Bij Renault situeren de kopers van de Kangoo zich in de categorie traditionele gezinnen met twee of drie kinderen. En ook daar klinkt de term no nonsense. Yves Vandamme: “De Kangoo is door de pers voorgesteld als de opvolger van de Renault 4. Die was relatief ‘basic’ met een zo groot mogelijke ruimte. Dat concept is nu opnieuw uitgevonden, maar in een ander kleedje.

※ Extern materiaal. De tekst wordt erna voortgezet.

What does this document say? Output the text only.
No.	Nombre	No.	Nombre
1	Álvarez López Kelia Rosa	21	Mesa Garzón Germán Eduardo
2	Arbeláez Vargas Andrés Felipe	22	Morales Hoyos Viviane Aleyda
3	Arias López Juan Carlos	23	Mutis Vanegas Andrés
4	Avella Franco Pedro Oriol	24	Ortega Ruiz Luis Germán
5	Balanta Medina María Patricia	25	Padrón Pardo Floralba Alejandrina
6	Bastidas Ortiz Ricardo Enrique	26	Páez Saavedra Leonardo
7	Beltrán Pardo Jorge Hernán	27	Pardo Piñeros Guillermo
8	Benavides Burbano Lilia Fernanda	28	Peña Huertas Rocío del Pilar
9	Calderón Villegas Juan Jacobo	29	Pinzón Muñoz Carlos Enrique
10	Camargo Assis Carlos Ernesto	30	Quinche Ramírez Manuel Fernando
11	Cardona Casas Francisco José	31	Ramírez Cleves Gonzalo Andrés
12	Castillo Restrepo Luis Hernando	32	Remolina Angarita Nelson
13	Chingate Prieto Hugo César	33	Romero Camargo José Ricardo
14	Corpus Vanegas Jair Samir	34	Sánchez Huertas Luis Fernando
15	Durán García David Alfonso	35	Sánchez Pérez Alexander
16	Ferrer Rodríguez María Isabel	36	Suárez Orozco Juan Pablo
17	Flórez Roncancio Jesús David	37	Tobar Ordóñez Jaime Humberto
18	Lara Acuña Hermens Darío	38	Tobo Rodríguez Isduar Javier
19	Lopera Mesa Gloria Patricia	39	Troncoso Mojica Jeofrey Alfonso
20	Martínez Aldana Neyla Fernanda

De particuliere Kangoo-rijder ziet z’n wagen ook als een alternatief voor een monovolume. De basisuitvoering van de Kangoo kost 415.000 frank, BTW inbegrepen. De kleinste monovolume daarentegen, de Mégane Scénic, staat voor 599.000 frank (inclusief BTW) in de prijslijsten. Voor een gezin met drie kinderen en hun bagage is de gewone Mégane (berline) net te krap en een Scénic tamelijk duur. “Mensen die over een kleiner budget beschikken, stappen dan ook naar de Kangoo,” weet Vandamme. Al voegt hij er wel aan toe dat de Kangoo geen concurrent is van de Scénic: “De wagens zijn heel verschillend. De Scénic is een echte monovolume, is iets meer trendy en ook duurder. De Kangoo-rijder wil iets origineels én functioneels, is beperkter in zijn budget, of wil gewoon niet meer uitgeven aan een auto.” Laatste vaststelling: de Kangoo en Berlingo zijn vaak ook tweede wagen in het gezin. In dat geval is het meestal moeder de vrouw die aan het stuur zit.